Together with the blessings, we are only beginning to experience the deleterious consequences of the dominant technocratic world-view with signs of decay everywhere: the increase of violence, the decrease of happiness, the growth of poverty, the going down of self-confidence and in an unmistakable way, the response of the Earth making herself unfit for the human habitat. What is really significant is, whatever may be one’s traditional caste affiliation, the affliction caused by the scientific caste is universal and it affects ALL, individually and collectively. It is not limited to any group.
The common task ahead of us, therefore, is to wake up differently and dismantle gently the technocratic complex by voicing and asserting commonly, at the same time, uniquely our own visions and priorities of life, remaining at the same time, awake to our own peculiarities, strengths as well as weaknesses.

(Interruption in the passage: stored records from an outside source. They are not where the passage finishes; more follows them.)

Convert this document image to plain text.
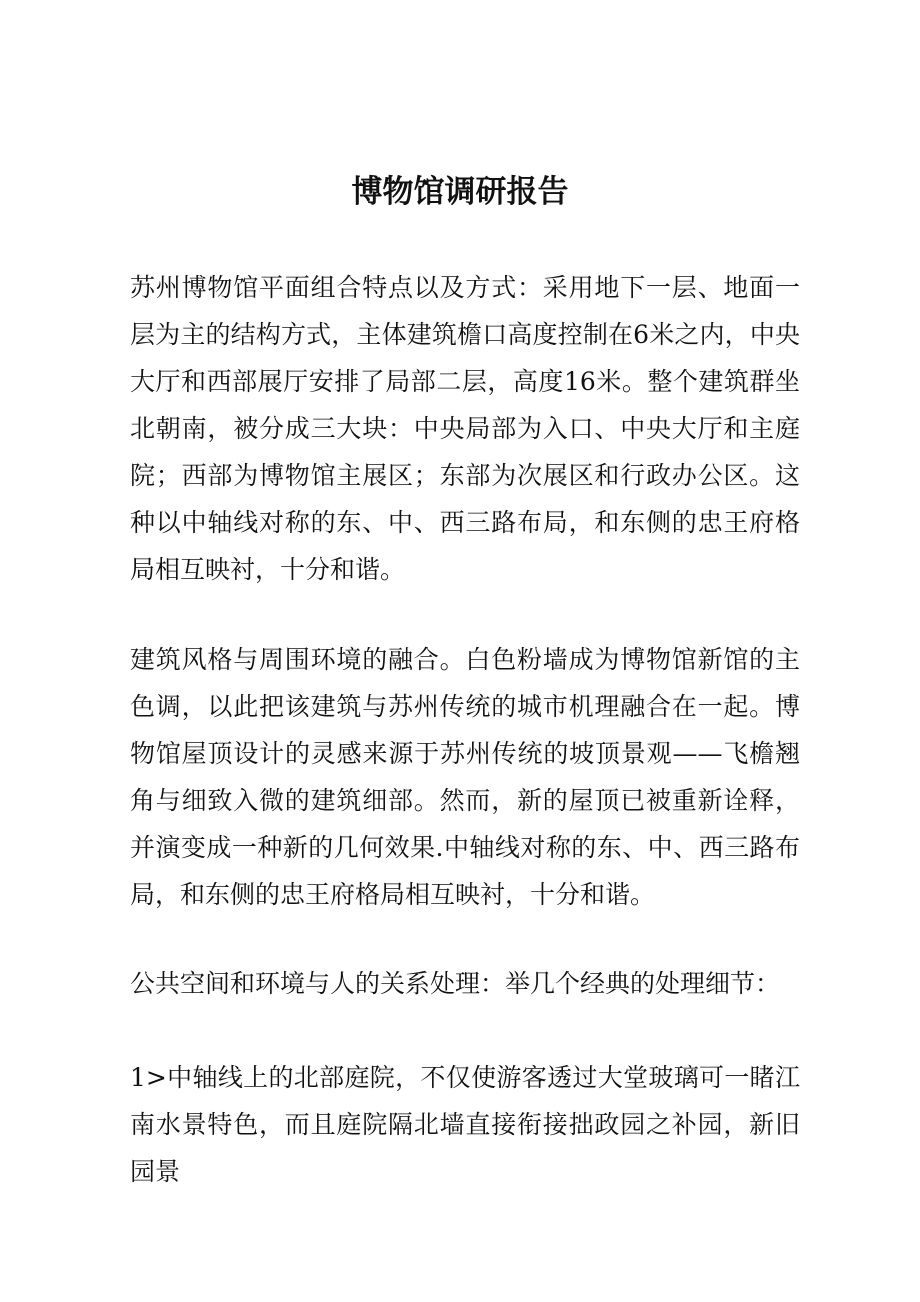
博物馆调研报告

苏州博物馆平面组合特点以及方式：采用地下一层、地面一层为主的结构方式，主体建筑檐口高度控制在6米之内，中央大厅和西部展厅安排了局部二层，高度16米。整个建筑群坐北朝南，被分成三大块：中央局部为入口、中央大厅和主庭院；西部为博物馆主展区；东部为次展区和行政办公区。这种以中轴线对称的东、中、西三路布局，和东侧的忠王府格局相互映衬，十分和谐。

建筑风格与周围环境的融合。白色粉墙成为博物馆新馆的主色调，以此把该建筑与苏州传统的城市机理融合在一起。博物馆屋顶设计的灵感来源于苏州传统的坡顶景观——飞檐翘角与细致入微的建筑细部。然而，新的屋顶已被重新诠释，并演变成一种新的几何效果.中轴线对称的东、中、西三路布局，和东侧的忠王府格局相互映衬，十分和谐。

公共空间和环境与人的关系处理：举几个经典的处理细节：

1>中轴线上的北部庭院，不仅使游客透过大堂玻璃可一睹江南水景特色，而且庭院隔北墙直接衔接拙政园之补园，新旧园景
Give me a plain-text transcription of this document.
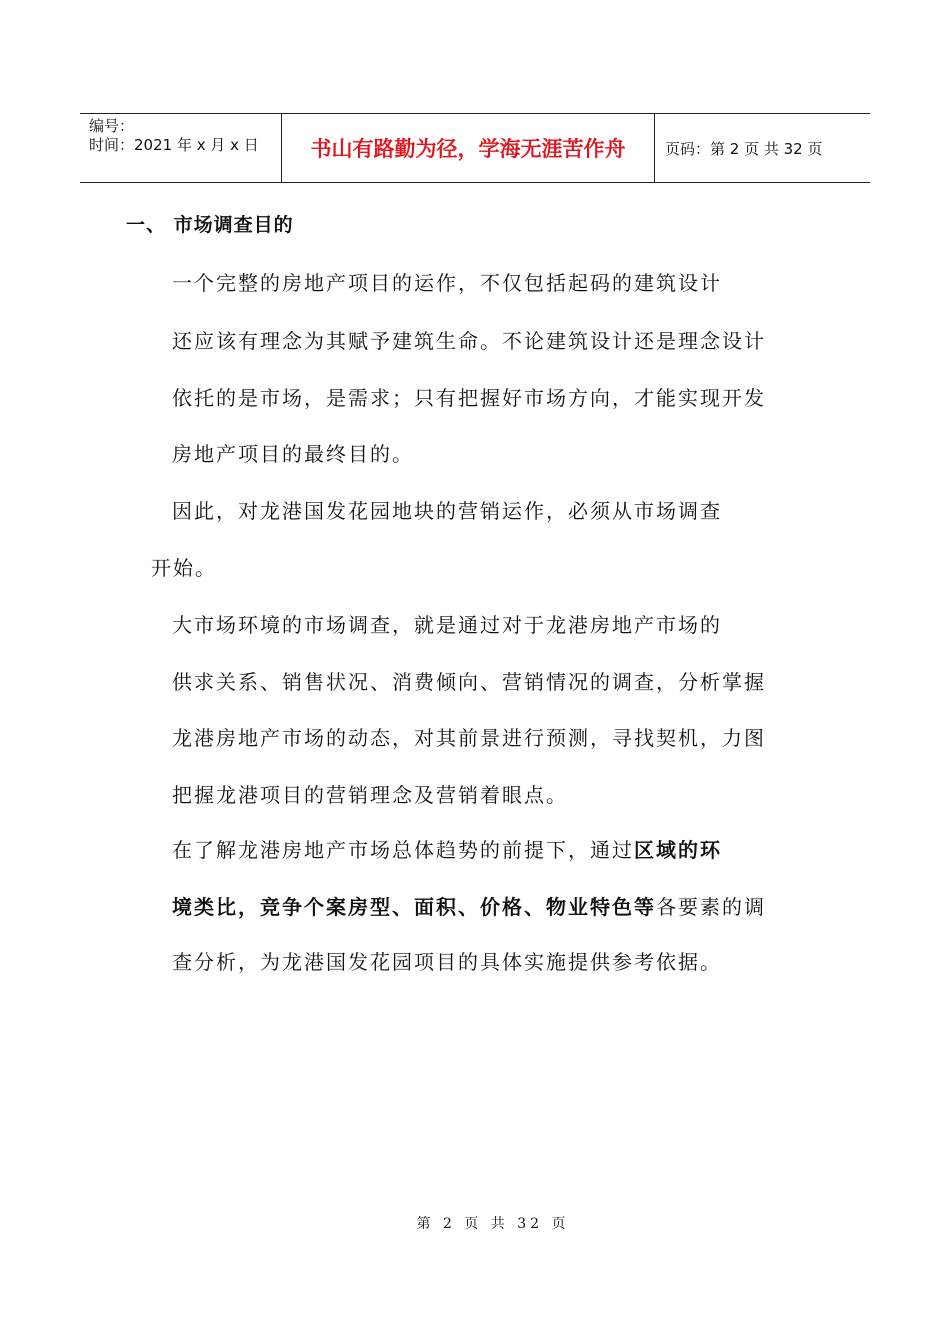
编号：
时间：2021 年 x 月 x 日	书山有路勤为径，学海无涯苦作舟	页码：第 2 页 共 32 页
一、 市场调查目的
一个完整的房地产项目的运作，不仅包括起码的建筑设计
还应该有理念为其赋予建筑生命。不论建筑设计还是理念设计
依托的是市场，是需求；只有把握好市场方向，才能实现开发
房地产项目的最终目的。
因此，对龙港国发花园地块的营销运作，必须从市场调查
开始。
大市场环境的市场调查，就是通过对于龙港房地产市场的
供求关系、销售状况、消费倾向、营销情况的调查，分析掌握
龙港房地产市场的动态，对其前景进行预测，寻找契机，力图
把握龙港项目的营销理念及营销着眼点。
在了解龙港房地产市场总体趋势的前提下，通过区域的环
境类比，竞争个案房型、面积、价格、物业特色等各要素的调
查分析，为龙港国发花园项目的具体实施提供参考依据。
第 2 页 共 32 页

It is said that a bird sitting on a tree is never afraid of the branch breaking, because her trust is not on the branch but on its own wings. Our concern on the break-up or the break-down of the nation is of course genuine, crucial and understandable. But what needs an urgent attention and care is our wings which are being broken and mutilated by the technocratic vision and mega machine, which indeed reduce reality to human beings, human beings to male, male to his thinking, thinking to his reason, and reason to calculation. And calculation can only cripple life.
Isn't life more than calculus? Can all the fish in the ocean of life and reality be captured by the technological or mathematical net? Perhaps a proper response to this question might lead to a better orientation to the issue of nationalism.